Quando giustamente ti viene riconosciuto che tu raccogli un po’ l’eredità di Giorgio Albertazzi come ti senti e soprattutto come speri di onorare il suo ricordo nel tuo percorso artistico?

Sicuramente è un’eredità  molto importante, che mi dà una grande responsabilità. Non mi auguro chissà cosa per il mio futuro,  che so un film con Ozpetek o chissà con quale altro regista altisonante. Spero di non perdere la mia onestà intellettuale,  quella che mi ha insegnato lui e di non diventare l’ennesima attrice che fa questo per mestiere, per guadagnare. Voglio continuare ad essere curiosa e non accontentarmi mai. 

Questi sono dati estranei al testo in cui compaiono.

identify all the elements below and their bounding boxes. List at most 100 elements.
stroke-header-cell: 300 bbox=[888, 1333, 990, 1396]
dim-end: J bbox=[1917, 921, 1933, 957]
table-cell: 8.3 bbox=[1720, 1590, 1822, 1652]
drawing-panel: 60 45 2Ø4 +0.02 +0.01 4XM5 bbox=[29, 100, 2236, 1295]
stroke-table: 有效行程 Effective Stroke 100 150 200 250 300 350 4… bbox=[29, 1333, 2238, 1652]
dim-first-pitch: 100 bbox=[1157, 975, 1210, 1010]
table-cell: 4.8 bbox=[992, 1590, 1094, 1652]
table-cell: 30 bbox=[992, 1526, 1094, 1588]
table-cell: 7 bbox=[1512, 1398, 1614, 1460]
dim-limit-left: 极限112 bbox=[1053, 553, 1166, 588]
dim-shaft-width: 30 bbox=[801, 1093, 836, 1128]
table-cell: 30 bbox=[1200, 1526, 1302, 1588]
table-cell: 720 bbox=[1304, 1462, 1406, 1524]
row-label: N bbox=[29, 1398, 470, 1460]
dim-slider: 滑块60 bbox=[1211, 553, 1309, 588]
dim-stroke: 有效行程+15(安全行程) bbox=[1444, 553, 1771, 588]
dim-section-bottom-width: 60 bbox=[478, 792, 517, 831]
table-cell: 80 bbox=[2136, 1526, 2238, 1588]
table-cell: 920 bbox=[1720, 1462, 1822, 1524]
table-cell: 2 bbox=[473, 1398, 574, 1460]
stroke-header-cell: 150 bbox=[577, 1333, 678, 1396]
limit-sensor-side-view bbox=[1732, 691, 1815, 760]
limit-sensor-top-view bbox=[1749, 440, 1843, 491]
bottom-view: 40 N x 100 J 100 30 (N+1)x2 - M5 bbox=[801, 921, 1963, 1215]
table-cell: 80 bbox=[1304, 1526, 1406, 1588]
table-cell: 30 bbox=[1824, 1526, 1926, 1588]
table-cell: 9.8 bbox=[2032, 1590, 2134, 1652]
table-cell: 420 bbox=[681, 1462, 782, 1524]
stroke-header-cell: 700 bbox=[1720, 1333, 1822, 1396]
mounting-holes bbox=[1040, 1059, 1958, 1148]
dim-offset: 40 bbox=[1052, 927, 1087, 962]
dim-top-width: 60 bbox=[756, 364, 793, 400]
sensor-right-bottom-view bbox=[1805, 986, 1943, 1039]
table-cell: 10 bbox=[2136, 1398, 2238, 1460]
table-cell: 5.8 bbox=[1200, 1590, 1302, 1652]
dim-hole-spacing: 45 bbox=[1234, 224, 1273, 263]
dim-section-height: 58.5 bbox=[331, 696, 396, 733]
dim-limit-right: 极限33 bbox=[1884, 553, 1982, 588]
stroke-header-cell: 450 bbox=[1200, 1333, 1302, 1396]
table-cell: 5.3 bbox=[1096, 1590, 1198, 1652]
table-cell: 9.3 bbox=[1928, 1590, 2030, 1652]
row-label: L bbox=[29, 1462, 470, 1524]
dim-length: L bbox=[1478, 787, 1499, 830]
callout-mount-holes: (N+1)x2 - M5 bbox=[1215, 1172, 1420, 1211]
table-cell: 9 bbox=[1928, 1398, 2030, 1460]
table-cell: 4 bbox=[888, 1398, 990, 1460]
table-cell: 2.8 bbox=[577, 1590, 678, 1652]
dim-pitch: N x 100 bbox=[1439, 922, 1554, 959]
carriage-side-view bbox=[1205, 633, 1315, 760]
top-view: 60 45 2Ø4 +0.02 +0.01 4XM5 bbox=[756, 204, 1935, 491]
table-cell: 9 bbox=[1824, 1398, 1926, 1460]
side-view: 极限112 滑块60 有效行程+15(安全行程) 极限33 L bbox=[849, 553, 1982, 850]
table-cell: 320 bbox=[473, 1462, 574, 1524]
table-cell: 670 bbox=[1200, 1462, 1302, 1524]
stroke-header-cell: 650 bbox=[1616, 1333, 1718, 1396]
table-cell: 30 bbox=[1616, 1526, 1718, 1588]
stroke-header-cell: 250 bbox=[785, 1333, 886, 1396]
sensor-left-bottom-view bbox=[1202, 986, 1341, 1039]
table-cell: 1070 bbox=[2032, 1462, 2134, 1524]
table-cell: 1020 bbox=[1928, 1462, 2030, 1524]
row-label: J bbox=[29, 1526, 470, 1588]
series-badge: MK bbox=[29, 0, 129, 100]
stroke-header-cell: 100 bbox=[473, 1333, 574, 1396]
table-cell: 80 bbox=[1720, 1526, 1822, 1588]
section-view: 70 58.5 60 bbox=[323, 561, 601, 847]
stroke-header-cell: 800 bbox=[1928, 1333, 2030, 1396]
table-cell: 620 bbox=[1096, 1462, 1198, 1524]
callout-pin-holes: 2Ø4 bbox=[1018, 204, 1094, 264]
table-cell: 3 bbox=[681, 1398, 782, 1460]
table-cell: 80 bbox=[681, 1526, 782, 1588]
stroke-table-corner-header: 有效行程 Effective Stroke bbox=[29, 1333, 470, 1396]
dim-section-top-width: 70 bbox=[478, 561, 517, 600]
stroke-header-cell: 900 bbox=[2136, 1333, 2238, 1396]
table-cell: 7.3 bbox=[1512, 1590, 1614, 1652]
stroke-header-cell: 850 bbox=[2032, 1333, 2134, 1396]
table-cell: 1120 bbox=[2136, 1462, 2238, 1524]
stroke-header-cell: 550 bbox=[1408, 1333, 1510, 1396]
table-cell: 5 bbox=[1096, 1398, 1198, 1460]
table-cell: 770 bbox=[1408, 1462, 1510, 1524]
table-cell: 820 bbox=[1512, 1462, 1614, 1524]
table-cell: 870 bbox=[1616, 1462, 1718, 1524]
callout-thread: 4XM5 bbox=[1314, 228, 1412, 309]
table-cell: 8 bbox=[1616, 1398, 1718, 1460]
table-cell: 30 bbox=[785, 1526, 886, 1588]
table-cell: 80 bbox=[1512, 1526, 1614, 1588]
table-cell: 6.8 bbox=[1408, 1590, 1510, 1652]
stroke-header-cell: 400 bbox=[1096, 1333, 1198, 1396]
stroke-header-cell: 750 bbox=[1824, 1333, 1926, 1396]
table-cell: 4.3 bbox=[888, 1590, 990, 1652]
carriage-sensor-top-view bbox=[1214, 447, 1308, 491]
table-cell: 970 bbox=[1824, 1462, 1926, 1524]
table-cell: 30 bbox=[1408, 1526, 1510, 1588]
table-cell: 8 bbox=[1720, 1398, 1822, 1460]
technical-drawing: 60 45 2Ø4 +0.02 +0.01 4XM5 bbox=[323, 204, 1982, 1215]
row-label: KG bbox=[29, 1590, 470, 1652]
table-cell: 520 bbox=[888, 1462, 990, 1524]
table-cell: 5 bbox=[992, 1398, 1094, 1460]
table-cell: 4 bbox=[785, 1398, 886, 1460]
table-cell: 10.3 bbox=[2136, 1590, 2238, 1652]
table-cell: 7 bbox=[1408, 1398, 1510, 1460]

Questa doveva essere l’ultima domanda per Stefania Masala, ma poi, come in un flusso continuo l’intervista, anzi la chiacchierata, è proseguita  con una serie di suoi ricordi bellissimi. Il suo amore grandissimo per il nonno Giovanni che dopo la sua morte, le ha lasciato quasi in eredità, la straordinaria coincidenza  di incontrare le persone a lei più care tutte con un nome che cominciava con la G, quasi un modo per tenerla per mano.  E poi quando a Natale scorso Giorgio Albertazzi le aveva chiesto se poteva adottarla come figlia perché era la figlia che aveva sempre desiderato “ Le persone che sono entrate nella vita di Giorgio raramente ne sono uscite, se non per una loro scelta” – mi ha rivelato Stefania “ lui lasciava sempre la porta aperta, anche nella delusione, non cambiava, diceva che se si comportavano in un determinato modo era un problema loro, non suo, non si è mai incattivito. E mi spiace non aver visto al suo funerale le Istituzioni, non gli hanno mai perdonato la Repubblica di Salò, ma ogni qualvolta se ne parlava, Giorgio piangeva e ti giuro era dolorosissimo vedere un uomo di quella statura soffrire per una cosa trattata con tanta superficialità”. Non so quando io e Stefania Masala abbiamo effettivamente chiuso l’intervista, io non avevo voglia di riattaccare in fondo per scoprire ancora di più di lei e di questo suo “ papà” artistico speciale e lei non voleva, credo, smettere di raccontare. Tutto quello che è capitato in mezzo a questo dialogo era forse già scritto in un copione improvvisato, voluto,  previsto non qui, ma  da qualche altra parte, forse in alto.